President Reagan has pardoned Eugenio Martinez, one of those arrested inside the Watergate office building in the June 17, 1972, burglary of Democratic National Committee headquarters.

Administration officials said Reagan signed the pardon on Wednesday.

Martinez is only the second person to be pardoned in the Watergate scandal. The other was former president Richard M. Nixon, who was never charged with a crime but resigned on Aug. 9, 1974, and was pardoned by his successor, President Ford.

Martinez, 60, was sentenced to one to four years in prison for his role in the burglary that touched off the Watergate scandal. He pleaded guilty to conspiracy, burglary and wiretapping counts, and served 15 months at a minimum-security prison in Florida before being paroled in January, 1974. A pardon would clear his name and allow him to vote.

Martinez, who now works at a Miami car dealership, told ABC last night that the pardon "is the end of an era, of a chapter in my life . . . . After today, it will be over."

Saying that he feels that he was merely following the orders of his government, Martinez said that nonetheless he now will "be more than happy to give a better name to my children and my grandchildren."

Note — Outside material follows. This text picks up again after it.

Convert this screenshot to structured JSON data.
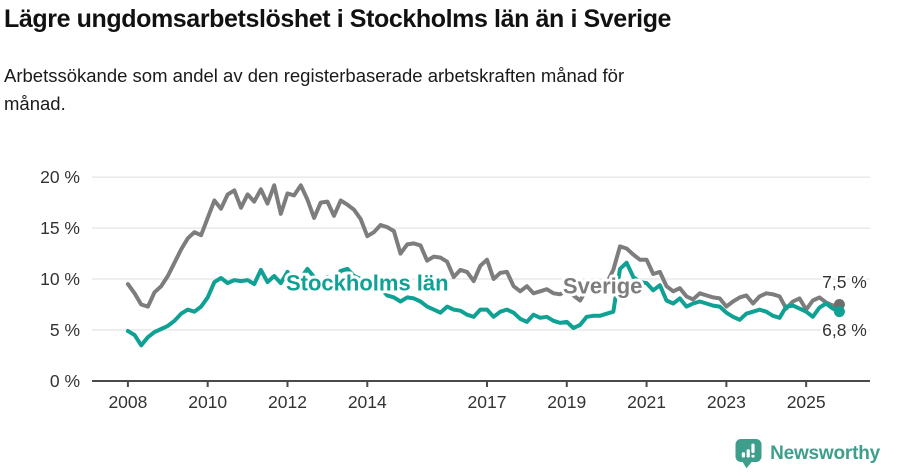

Martinez also was convicted of conspiracy for his role in the Sept. 3, 1971, break-in at the office of Dr. Lewis Fielding, the psychiatrist of Pentagon Papers defendant Daniel Ellsberg. But that conviction was reversed on appeal.

Daniel E. Schultz, a lawyer here who says he sought pardons for the four Miami Cubans arrested in the Watergate break-in, said last night that the pardon requests had lain dormant at the Justice Department for several years. Schultz said he had not been told of Reagan's decision and did not know why Martinez' pardon had been approved now.

The White House could offer no further explanation last night. It was announced yesterday, however, that Reagan will make an appearance next Friday before a Cuban-American group in Miami. Reagan's strong stand against communism in Central America in general and against Cuban President Fidel Castro in particular has long made him a popular figure among the Cubans in Miami.

Reagan has been courting Hispanics as part of an effort to lay the groundwork for a possible 1984 reelection campaign.

Before the Watergate break-in, Martinez had long been active in CIA-sponsored covert efforts to overthrow the Castro regime. He maintained throughout the Watergate and Ellsberg break-in cases that he believed he was engaged in legitimate national security operations.

"There was absolutely no question that the Miami Cubans had been hoodwinked and had good reason to believe" they were engaged in legitimate intelligence activities, said Schultz, who said he based the pardon requests on this point and on Martinez' long service to the government in a "covert capacity."

"It was never in my mind to do any wrongdoing," Martinez told U.S. District Court Judge Gerhard A. Gesell at a 1974 sentencing hearing in the Ellsberg case.

There was no word from the administration last night about possible pardons for the other three Cubans arrested at the Democratic National Committee headquarters--Bernard L. Barker, Virgilio Gonzalez and Frank Sturgis.

In 1977, President Carter commuted the sentence of G. Gordon Liddy, the mastermind of the break-in, enabling him to be released from prison after serving four years and four months.

Schultz said he first filed a pardon request for Martinez while Nixon was still in office and resubmitted it in the Ford administration. After Martinez' conviction in the Ellsberg case was reversed on appeal, the pardon request was resubmitted again, he said.

There were seven original defendants in the Watergate break-in case. The others were James McCord Jr. and E. Howard Hunt Jr.